Since there is no gold standard SNP database for Plasmodium vivax, my lab and I have been tinkering with a pipeline for variant calling with GATK. I'm pretty confident with the basic framework we have, but the complication is that we want to identify variants across different populations that were sequenced at different centers.
So far I have as follows:
java -jar -Xmx13g $1 AddOrReplaceReadGroups INPUT=$4 OUTPUT=readgroups.bam RGID=1 RGLB=$base RGPL=illumina RGPU=unit1 RGSM=$base VALIDATION_STRINGENCY=LENIENT
java -jar -Xmx13g $1 MarkDuplicates INPUT=readgroups.bam OUTPUT=dedup_reads.bam METRICS_FILE=metrics.txt VALIDATION_STRINGENCY=LENIENT
rm -rf readgroups.bam
java -jar -Xmx13g $1 BuildBamIndex INPUT=dedup_reads.bam VALIDATION_STRINGENCY=LENIENT
java -jar -Xmx13g $2 -T RealignerTargetCreator -R $ref -I dedup_reads.bam -o realignment_targets.list
java -jar -Xmx13g $2 -T IndelRealigner -R $ref -I dedup_reads.bam -targetIntervals realignment_targets.list -o realigned_reads.bam
rm -rf realignment_targets.list dedup_reads.bam
java -jar -Xmx13g $2 -T HaplotypeCaller -R $ref -I realigned_reads.bam -o raw_variants.vcf
java -jar -Xmx13g $2 -T SelectVariants -R $ref -V raw_variants.vcf -selectType SNP -o raw_snps.vcf
java -jar -Xmx13g $2 -T SelectVariants -R $ref -V raw_variants.vcf -selectType INDEL -o raw_indels.vcf
rm -rf raw_variants.vcf
java -jar -Xmx13g $2 -T VariantFiltration -R $ref -V raw_snps.vcf --filterExpression 'QD < 2.0 || FS > 60.0 || MQ < 40.0 || MQRankSum < -12.5 || ReadPosRankSum < -8.0 || SOR > 4.0' --filterName "basic_snp_filter" -o filtered_snps.vcf
java -jar -Xmx13g $2 -T VariantFiltration -R $ref -V raw_indels.vcf --filterExpression 'QD < 2.0 || FS > 200.0 || ReadPosRankSum < -20.0 || SOR > 10.0' --filterName "basic_indel_filter" -o filtered_indels.vcf
java -jar -Xmx13g $2 -T BaseRecalibrator -R $ref -I realigned_reads.bam -knownSites filtered_snps.vcf -knownSites filtered_indels.vcf -o recal_data.table
java -jar -Xmx13g $2 -T BaseRecalibrator -R $ref -I realigned_reads.bam -knownSites filtered_snps.vcf -knownSites filtered_indels.vcf -BQSR recal_data.table -o post_recal_data.table
java -jar -Xmx13g $2 -T AnalyzeCovariates -R $ref -before recal_data.table -after post_recal_data.table -plots ${base}recalibration_plots.pdf
java -jar -Xmx13g $2 -T PrintReads -R $ref -I realigned_reads.bam -BQSR recal_data.table -o recal_reads.bam
java -jar -Xmx13g $2 -T HaplotypeCaller -R $ref -I recal_reads.bam -ERC GVCF -o /data/wraycompute/vdp5/variants_out_gvcf/${base}.g.vcfThis is done for each sample, and then I do batch calling using GenotypeGVCFs to produce a final file.

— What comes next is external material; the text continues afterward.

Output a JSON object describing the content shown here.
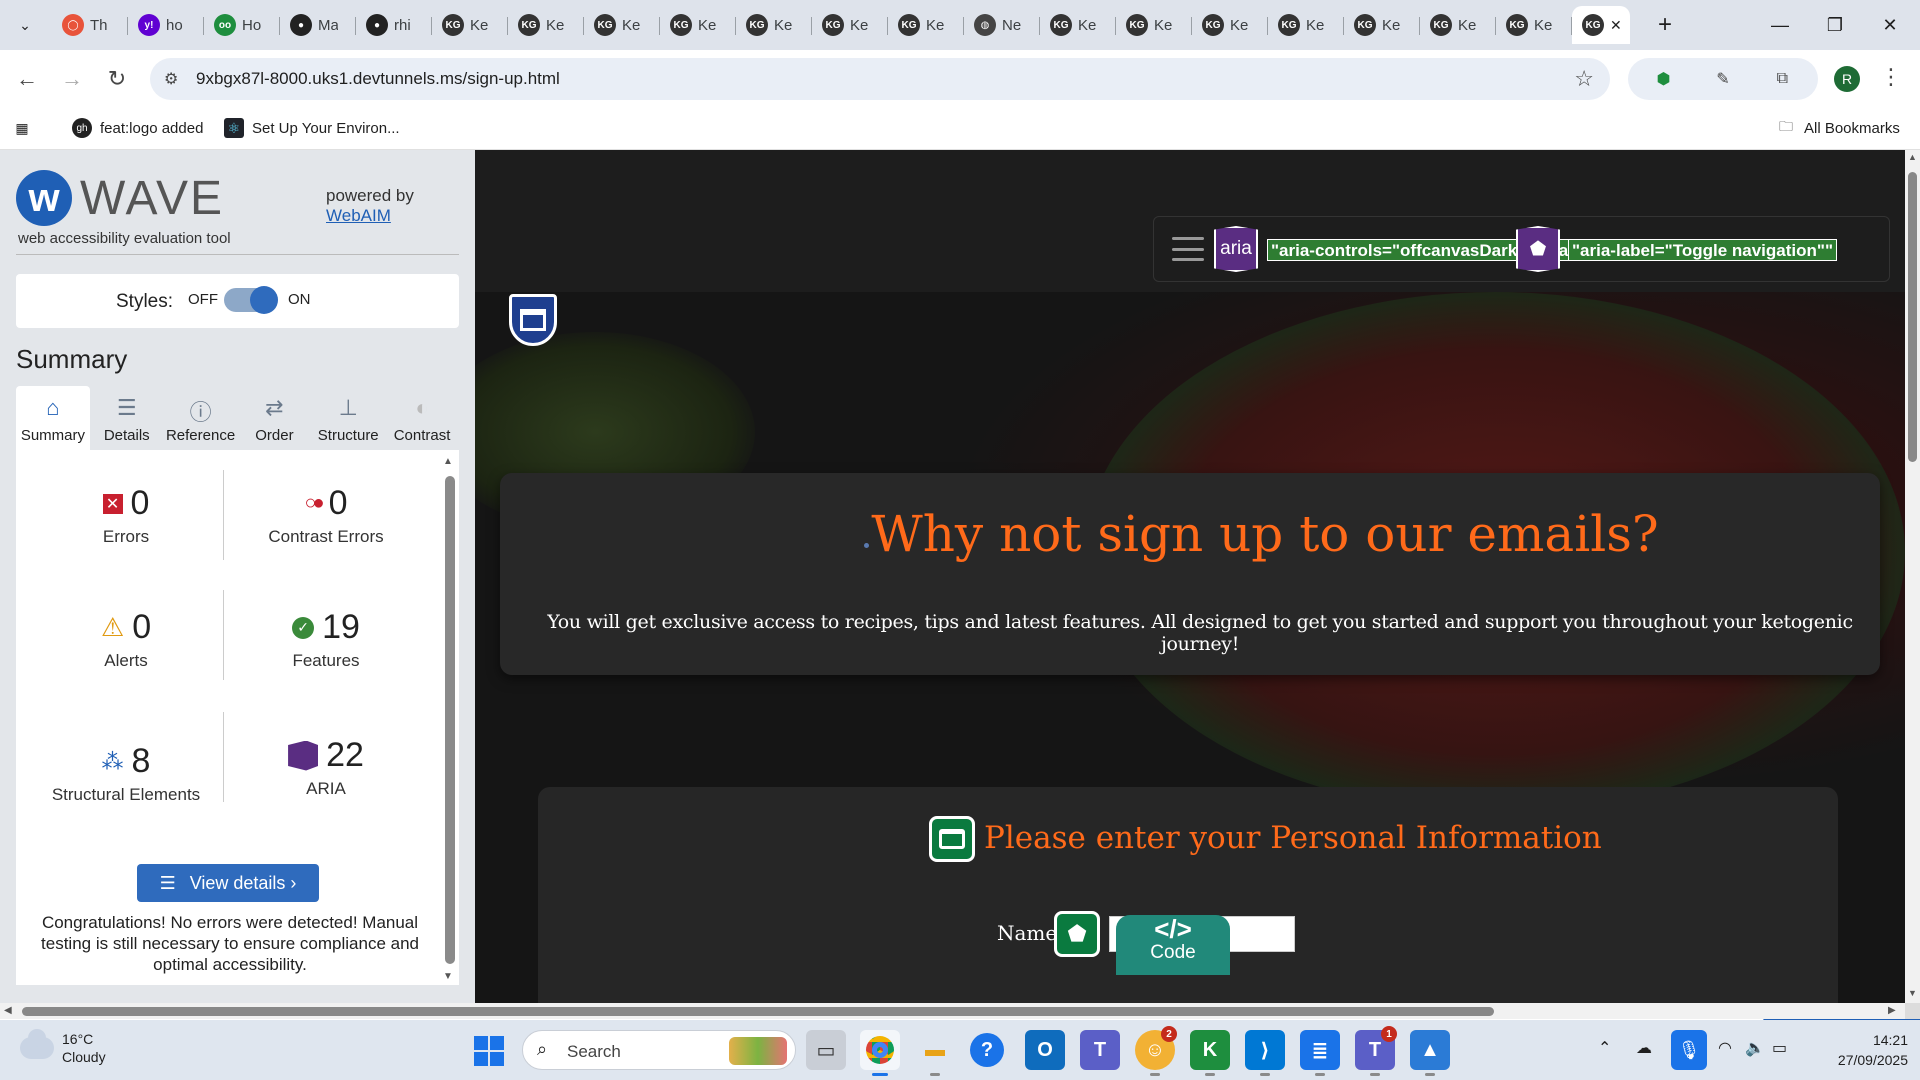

However, I'm concerned that this approach isn't appropriate for two reasons:
Some subsets of the samples have different characteristics, so we could really get a wide diversity of genotypes for each that may be sequencing bias.
I am not performing the AnalyzeCovariates step after I produce my final set of SNPs. Should I be doing so? Do you have any suggestions for how I should modify my pipeline?